Construction is moving forward despite President Joe Biden’s campaign promise not to build more wall and amid an increase in migrants coming to the nation’s southern border from across Latin America and other parts of the world to seek asylum. Illegal crossings topped 2 million for the second year in a row for the government’s budget year that ended Sept. 30.
People such as Scott who want more border security believe the barriers won’t be strong enough to stop people from crossing illegally. Environmentalists, meanwhile, say the design actually poses a greater risk to animal habitat than former President Donald Trump’s border wall.
Biden has defended the administration’s decision by saying he had to use the Trump-era funding for it. The law requires the funding for the new barriers to be used as approved and for the construction to be completed in 2023.

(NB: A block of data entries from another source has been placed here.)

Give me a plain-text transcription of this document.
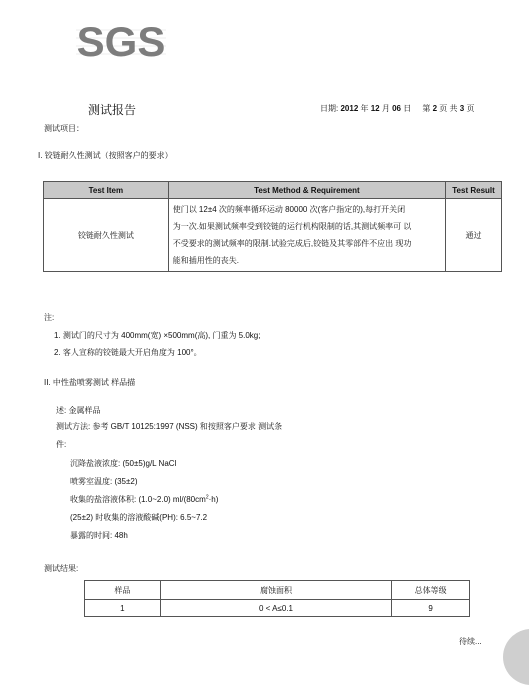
SGS
测试报告	日期: 2012 年 12 月 06 日 第 2 页 共 3 页
测试项目：
I. 铰链耐久性测试（按照客户的要求）
Test Item	Test Method & Requirement	Test Result
铰链耐久性测试	使门以 12±4 次的频率循环运动 80000 次(客户指定的),每打开关闭
为一次.如果测试频率受到铰链的运行机构限制的话,其测试频率可 以
不受要求的测试频率的限制.试验完成后,铰链及其零部件不应出 现功
能和插用性的丧失.	通过
注:
1. 测试门的尺寸为 400mm(宽) ×500mm(高), 门重为 5.0kg;
2. 客人宣称的铰链最大开启角度为 100°。
II. 中性盐喷雾测试 样品描
述: 金属样品
测试方法: 参考 GB/T 10125:1997 (NSS) 和按照客户要求 测试条
件:
沉降盐液浓度: (50±5)g/L NaCl
喷雾室温度: (35±2)
收集的盐溶液体积: (1.0~2.0) $ml/(80cm^2\cdot h)$
(25±2) 时收集的溶液酸碱(PH): 6.5~7.2
暴露的时间: 48h
测试结果:
样品	腐蚀面积	总体等级
1	0 < A≤0.1	9
待续...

Most barriers on the border were erected in the last 20 years under Trump and former President George W. Bush. Those sections of border wall include Normandy-style fencing that resembles big X’s and bollard-style fencing made of upright steel posts.

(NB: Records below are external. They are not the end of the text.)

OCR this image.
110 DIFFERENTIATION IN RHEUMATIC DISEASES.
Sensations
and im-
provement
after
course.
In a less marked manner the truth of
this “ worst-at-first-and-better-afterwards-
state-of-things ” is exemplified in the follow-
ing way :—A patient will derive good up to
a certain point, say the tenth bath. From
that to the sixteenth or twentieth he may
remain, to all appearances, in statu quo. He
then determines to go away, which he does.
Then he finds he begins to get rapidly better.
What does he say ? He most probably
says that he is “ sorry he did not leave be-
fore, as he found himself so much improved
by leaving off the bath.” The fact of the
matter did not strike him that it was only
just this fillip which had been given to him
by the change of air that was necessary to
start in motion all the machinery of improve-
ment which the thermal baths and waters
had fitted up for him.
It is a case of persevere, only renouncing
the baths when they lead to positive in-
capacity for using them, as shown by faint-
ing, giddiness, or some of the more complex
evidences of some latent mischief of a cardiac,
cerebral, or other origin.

Biden’s barrier will be much shorter than the 18- to 30-foot concrete-filled steel bollard panels of Trump’s wall. It also could be temporary.
An example of the style of barrier his administration will use can be seen in Brownsville, about 100 miles southeast of Starr County. Metal bollards embedded into 4-foot-high cement blocks that taper toward the top sit along the southern part of a neighborhood not far from the curving Rio Grande.
Over the last year, the Rio Grande Valley region was the fourth-busiest area for the number of people crossing into the U.S. illegally, though it was the busiest in previous years.
With the design planned for Starr County, federal border agents will be able to move around the fencing, said Democratic U.S. Rep. Henry Cuellar, who represents Starr County. “So it’s one of those things where if they want to direct traffic, they can move it.”
Scott agreed that the “moveable” fences can be used as an emergency stopgap measure to block off access in some areas. But he warned that if the fencing isn’t placed far enough into the ground, someone might be able to use a vehicle to shove it out of the way, provided they don’t mind damaging the vehicle.
Laiken Jordahl, a conservation advocate with the Center for Biological Diversity, said mountain lions, bobcats, javelinas, coyotes, white-tail deer, armadillos, jack rabbits, ground squirrels, and two endangered, federally protected plants — Zapata bladderpod and prostrate milkweed — may be affected.
Jordahl said the design the Biden administration is using “will block even the smallest species of animals from passing through the barrier.”
“The one advantage for making it shorter is, I guess if somebody falls while they’re climbing over it, they aren’t falling as far,” Scott Nicol, a board member of the Friends of the Wildlife Corridor, said.
Nicol, who lives in the Rio Grande Valley, is familiar with the type of barriers Biden’s administration will use, the terrain, and the weather in Starr County. He is concerned about unintended consequences, particularly on the Rio Grande that separates U.S. and Mexico.
“You know, if Starr County gets hit by a big rainstorm and the water has to drain into the river, these walls — whether it’s the bollard walls or the Jersey barrier walls — are going to block the movement of that water and dam it up,” Nicol said.
Last month, the Center for Biological Diversity along with about 100 other organizations sent the U.S. government a letter pleading for reconsideration of environmental protection laws. To date, they have not received an answer.